Have a look at the Jaccard distance metric (JDM). It's an oldie-but-goodie that's pretty adept at token-level discrepancies such as last name first, first name last. For two string comparands, the JDM calculation is simply the number of unique characters the two strings have in common divided by the total number of unique characters between them (in other words the intersection over the union). For example, given the two arguments "JEFFKTYZZER" and "TYZZERJEFF," the numerator is 7 and the denominator is 8, yielding a value of 0.875. My choice of characters as tokens is not the only one available, BTW--n-grams are often used as well.
One of the easiest and most effective modern alternatives to edit distance is called the Normalized Compression Distance, or NCD. The basic idea is easy to explain. Choose a popular compressor that is implemented in your language such as zlib. Then, given string A and string B, let C(A) be the compressed size of A and C(B) be the compressed size of B. Let AB mean "A concatenated with B", so that C(AB) means "The compressed size of "A concatenated with B". Next, compute the fraction (C(AB) - min(C(A),C(B))) / max(C(A), C(B)) This value is called NCD(A,B) and measures similarity similar to edit distance but supports more forms of similarity depending on which data compressor you choose.
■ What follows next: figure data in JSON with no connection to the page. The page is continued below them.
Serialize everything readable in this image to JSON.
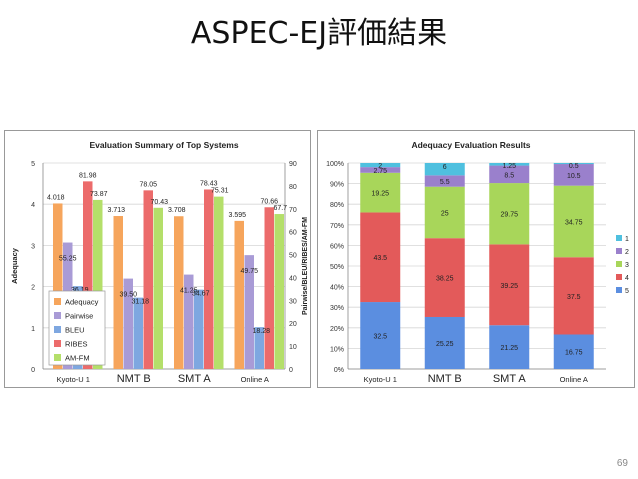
{
  "slide": {
    "title": "ASPEC-EJ評価結果",
    "page_number": "69"
  },
  "chart_data": [
    {
      "type": "bar",
      "title": "Evaluation Summary of Top Systems",
      "categories": [
        "Kyoto-U 1",
        "NMT B",
        "SMT A",
        "Online A"
      ],
      "ylabel": "Adequacy",
      "y2label": "Pairwise/BLEU/RIBES/AM-FM",
      "ylim": [
        0,
        5
      ],
      "y2lim": [
        0,
        90
      ],
      "yticks": [
        "0",
        "1",
        "2",
        "3",
        "4",
        "5"
      ],
      "y2ticks": [
        "0",
        "10",
        "20",
        "30",
        "40",
        "50",
        "60",
        "70",
        "80",
        "90"
      ],
      "grid": true,
      "legend": "bottom-left",
      "series": [
        {
          "name": "Adequacy",
          "axis": "left",
          "color": "#f6a55c",
          "values": [
            4.018,
            3.713,
            3.708,
            3.595
          ],
          "labels": [
            "4.018",
            "3.713",
            "3.708",
            "3.595"
          ]
        },
        {
          "name": "Pairwise",
          "axis": "right",
          "color": "#a99bd6",
          "values": [
            55.25,
            39.5,
            41.25,
            49.75
          ],
          "labels": [
            "55.25",
            "39.50",
            "41.25",
            "49.75"
          ]
        },
        {
          "name": "BLEU",
          "axis": "right",
          "color": "#7ea7e0",
          "values": [
            36.19,
            31.18,
            34.67,
            18.28
          ],
          "labels": [
            "36.19",
            "31.18",
            "34.67",
            "18.28"
          ]
        },
        {
          "name": "RIBES",
          "axis": "right",
          "color": "#ec6b6b",
          "values": [
            81.98,
            78.05,
            78.43,
            70.66
          ],
          "labels": [
            "81.98",
            "78.05",
            "78.43",
            "70.66"
          ]
        },
        {
          "name": "AM-FM",
          "axis": "right",
          "color": "#b4df6a",
          "values": [
            73.87,
            70.43,
            75.31,
            67.7
          ],
          "labels": [
            "73.87",
            "70.43",
            "75.31",
            "67.7"
          ]
        }
      ]
    },
    {
      "type": "bar",
      "stacked": true,
      "title": "Adequacy Evaluation Results",
      "categories": [
        "Kyoto-U 1",
        "NMT B",
        "SMT A",
        "Online A"
      ],
      "ylim": [
        0,
        100
      ],
      "yticks": [
        "0%",
        "10%",
        "20%",
        "30%",
        "40%",
        "50%",
        "60%",
        "70%",
        "80%",
        "90%",
        "100%"
      ],
      "grid": true,
      "legend": "right",
      "series": [
        {
          "name": "5",
          "color": "#5b8ee0",
          "values": [
            32.5,
            25.25,
            21.25,
            16.75
          ],
          "labels": [
            "32.5",
            "25.25",
            "21.25",
            "16.75"
          ]
        },
        {
          "name": "4",
          "color": "#e35a5a",
          "values": [
            43.5,
            38.25,
            39.25,
            37.5
          ],
          "labels": [
            "43.5",
            "38.25",
            "39.25",
            "37.5"
          ]
        },
        {
          "name": "3",
          "color": "#a8d65a",
          "values": [
            19.25,
            25,
            29.75,
            34.75
          ],
          "labels": [
            "19.25",
            "25",
            "29.75",
            "34.75"
          ]
        },
        {
          "name": "2",
          "color": "#9a80cc",
          "values": [
            2.75,
            5.5,
            8.5,
            10.5
          ],
          "labels": [
            "2.75",
            "5.5",
            "8.5",
            "10.5"
          ]
        },
        {
          "name": "1",
          "color": "#4fc0df",
          "values": [
            2,
            6,
            1.25,
            0.5
          ],
          "labels": [
            "2",
            "6",
            "1.25",
            "0.5"
          ]
        }
      ]
    }
  ]
}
Certainly, zlib supports the "chunk" style similarity that you are describing. If two strings are similar the compressed size of the concatenation will be near the size of each alone so the numerator will be near 0 and the result will be near 0. If two strings are very dissimilar the compressed size together will be roughly the sum of the compressed sizes added and so the result will be near 1. This formula is much easier to implement than edit distance or almost any other explicit string similarity measure if you already have access to a data compression program like zlib. It is because most of the "hard" work such as heuristics and optimization has already been done in the data compression part and this formula simply extracts the amount of similar patterns it found using generic information theory that is agnostic to language. Moreover, this technique will be much faster than most explicit similarity measures (such as edit distance) for the few hundred byte size range you describe. For more information on this and a sample implementation just search Normalized Compression Distance (NCD) or have a look at the following paper and github project:
http://arxiv.org/abs/cs/0312044 "Clustering by Compression"
https://github.com/rudi-cilibrasi/libcomplearn C language implementation
There are many other implementations and papers on this subject in the last decade that you may use as well in other languages and with modifications.
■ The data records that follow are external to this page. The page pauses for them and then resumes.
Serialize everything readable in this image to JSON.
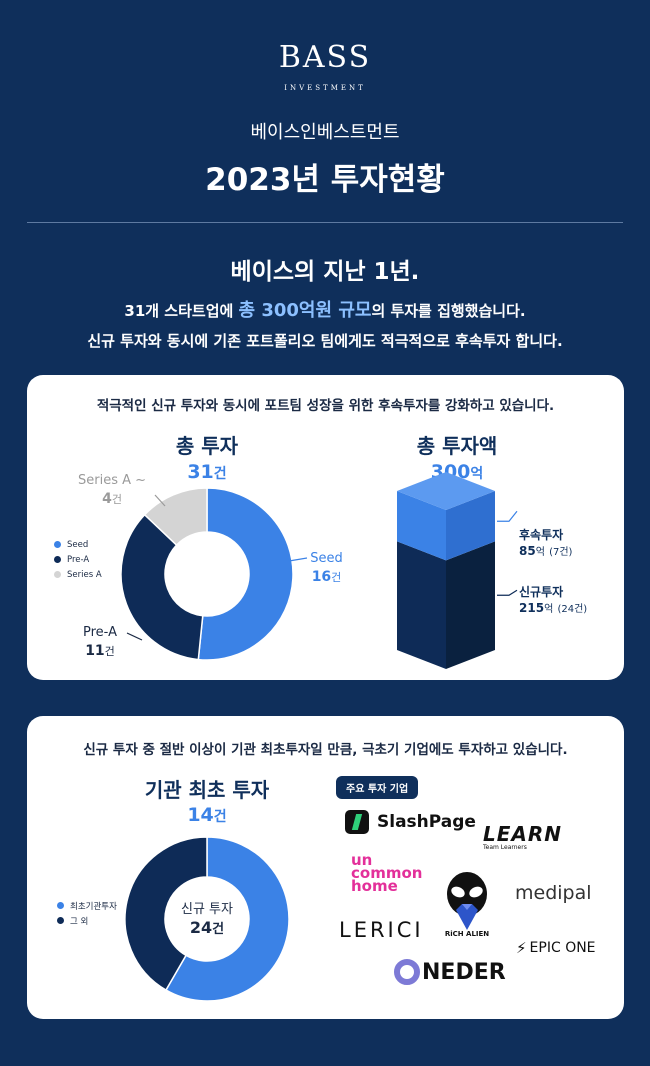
{
  "header": {
    "logo_main": "BASS",
    "logo_sub": "INVESTMENT",
    "company": "베이스인베스트먼트",
    "title": "2023년 투자현황"
  },
  "summary": {
    "heading": "베이스의 지난 1년.",
    "line1_pre": "31개 스타트업에 ",
    "line1_highlight": "총 300억원 규모",
    "line1_post": "의 투자를 집행했습니다.",
    "line2": "신규 투자와 동시에 기존 포트폴리오 팀에게도 적극적으로 후속투자 합니다."
  },
  "card1": {
    "headline": "적극적인 신규 투자와 동시에 포트팀 성장을 위한 후속투자를 강화하고 있습니다.",
    "left_title": "총 투자",
    "left_total": "31",
    "right_title": "총 투자액",
    "right_total": "300",
    "unit_count": "건",
    "unit_amount": "억",
    "legend": [
      "Seed",
      "Pre-A",
      "Series A"
    ],
    "annotations": {
      "seriesA_label": "Series A ~",
      "seriesA_value": "4",
      "seed_label": "Seed",
      "seed_value": "16",
      "prea_label": "Pre-A",
      "prea_value": "11"
    },
    "box": {
      "top_label": "후속투자",
      "top_value": "85",
      "top_detail": "(7건)",
      "bottom_label": "신규투자",
      "bottom_value": "215",
      "bottom_detail": "(24건)"
    }
  },
  "card2": {
    "headline": "신규 투자 중 절반 이상이 기관 최초투자일 만큼, 극초기 기업에도 투자하고 있습니다.",
    "title": "기관 최초 투자",
    "total": "14",
    "unit_count": "건",
    "legend": [
      "최초기관투자",
      "그 외"
    ],
    "center_label": "신규 투자",
    "center_value": "24",
    "tag": "주요 투자 기업",
    "logos": {
      "slashpage": "SlashPage",
      "learn": "LEARN",
      "learn_sub": "Team Learners",
      "uncommon": [
        "un",
        "common",
        "home"
      ],
      "medipal": "medipal",
      "lerici": "LERICI",
      "richalien": "RiCH ALIEN",
      "epicone": "EPIC ONE",
      "oneder": "NEDER"
    }
  },
  "colors": {
    "navy_bg": "#0f2f5b",
    "seed_blue": "#3b82e6",
    "prea_navy": "#0e2b57",
    "seriesA_gray": "#d4d4d4"
  },
  "chart_data": [
    {
      "type": "pie",
      "title": "총 투자",
      "categories": [
        "Seed",
        "Pre-A",
        "Series A ~"
      ],
      "values": [
        16,
        11,
        4
      ]
    },
    {
      "type": "bar",
      "title": "총 투자액",
      "categories": [
        "신규투자",
        "후속투자"
      ],
      "values": [
        215,
        85
      ],
      "counts": [
        24,
        7
      ]
    },
    {
      "type": "pie",
      "title": "기관 최초 투자",
      "categories": [
        "최초기관투자",
        "그 외"
      ],
      "values": [
        14,
        10
      ]
    }
  ]
}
I think you're looking for Jaro-Winkler distance which is precisely for name matching.
You might find compression distance useful for this. See an answer I gave for a very similar question.
Or you could use a k-tuple based counting system:
Choose a small value of k, e.g. k=4.
Extract all length-k substrings of your string into a list.
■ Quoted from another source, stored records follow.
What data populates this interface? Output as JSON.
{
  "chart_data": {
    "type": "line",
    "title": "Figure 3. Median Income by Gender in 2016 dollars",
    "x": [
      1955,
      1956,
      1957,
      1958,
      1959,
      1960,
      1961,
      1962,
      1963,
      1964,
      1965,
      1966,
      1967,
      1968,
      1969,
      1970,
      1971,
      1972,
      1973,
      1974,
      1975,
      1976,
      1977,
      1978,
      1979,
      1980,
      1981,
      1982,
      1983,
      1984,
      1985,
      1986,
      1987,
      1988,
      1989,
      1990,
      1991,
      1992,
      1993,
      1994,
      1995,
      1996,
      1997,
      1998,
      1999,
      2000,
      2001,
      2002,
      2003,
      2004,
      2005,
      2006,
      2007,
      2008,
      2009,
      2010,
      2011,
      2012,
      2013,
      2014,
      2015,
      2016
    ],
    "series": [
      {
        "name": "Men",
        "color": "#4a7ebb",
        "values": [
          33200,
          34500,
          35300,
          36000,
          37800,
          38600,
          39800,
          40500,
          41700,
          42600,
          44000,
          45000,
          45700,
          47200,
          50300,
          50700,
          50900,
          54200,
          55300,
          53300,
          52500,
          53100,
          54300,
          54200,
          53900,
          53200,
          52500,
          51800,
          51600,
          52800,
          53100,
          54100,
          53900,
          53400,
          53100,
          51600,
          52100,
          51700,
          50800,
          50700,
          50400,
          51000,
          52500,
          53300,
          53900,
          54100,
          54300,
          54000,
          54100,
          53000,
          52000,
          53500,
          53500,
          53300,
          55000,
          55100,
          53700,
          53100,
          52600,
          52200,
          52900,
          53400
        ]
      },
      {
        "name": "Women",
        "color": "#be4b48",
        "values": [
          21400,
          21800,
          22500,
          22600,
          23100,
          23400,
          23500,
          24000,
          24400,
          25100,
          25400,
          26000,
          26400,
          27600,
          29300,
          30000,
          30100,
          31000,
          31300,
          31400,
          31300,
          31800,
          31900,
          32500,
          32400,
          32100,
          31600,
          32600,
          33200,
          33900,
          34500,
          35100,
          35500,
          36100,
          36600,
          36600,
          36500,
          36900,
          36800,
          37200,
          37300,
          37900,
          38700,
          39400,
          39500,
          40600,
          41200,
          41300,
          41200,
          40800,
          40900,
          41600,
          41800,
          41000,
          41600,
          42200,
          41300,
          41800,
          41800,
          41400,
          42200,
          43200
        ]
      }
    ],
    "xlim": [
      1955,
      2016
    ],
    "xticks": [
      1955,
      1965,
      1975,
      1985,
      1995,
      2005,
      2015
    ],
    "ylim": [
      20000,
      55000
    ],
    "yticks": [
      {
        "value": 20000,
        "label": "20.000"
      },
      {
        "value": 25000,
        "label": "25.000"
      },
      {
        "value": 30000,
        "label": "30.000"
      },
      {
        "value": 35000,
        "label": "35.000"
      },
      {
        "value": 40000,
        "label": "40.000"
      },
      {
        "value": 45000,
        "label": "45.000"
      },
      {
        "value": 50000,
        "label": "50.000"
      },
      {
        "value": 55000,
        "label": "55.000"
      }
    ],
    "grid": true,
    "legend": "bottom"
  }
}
Sort the list. (O(knlog(n) time.)
Do the same for the other string you're comparing to. You now have two sorted lists.
Count the number of k-tuples shared by the two strings. If the strings are of length n and m, this can be done in O(n+m) time using a list merge, since the lists are in sorted order.
The number of k-tuples in common is your similarity score.
With small alphabets (e.g. DNA) you would usually maintain a vector storing the count for every possible k-tuple instead of a sorted list, although that's not practical when the alphabet is any character at all -- for k=4, you'd need a 256^4 array.
I'm not sure that what you really want is edit distance -- which works simply on strings of characters -- or semantic distance -- choosing the most appropriate or similar meaning. You might want to look at topics in information retrieval for ideas on how to distinguish which is the most appropriate matching term/phrase given a specific term or phrase. In a sense what you're doing is comparing very short documents rather than strings of characters.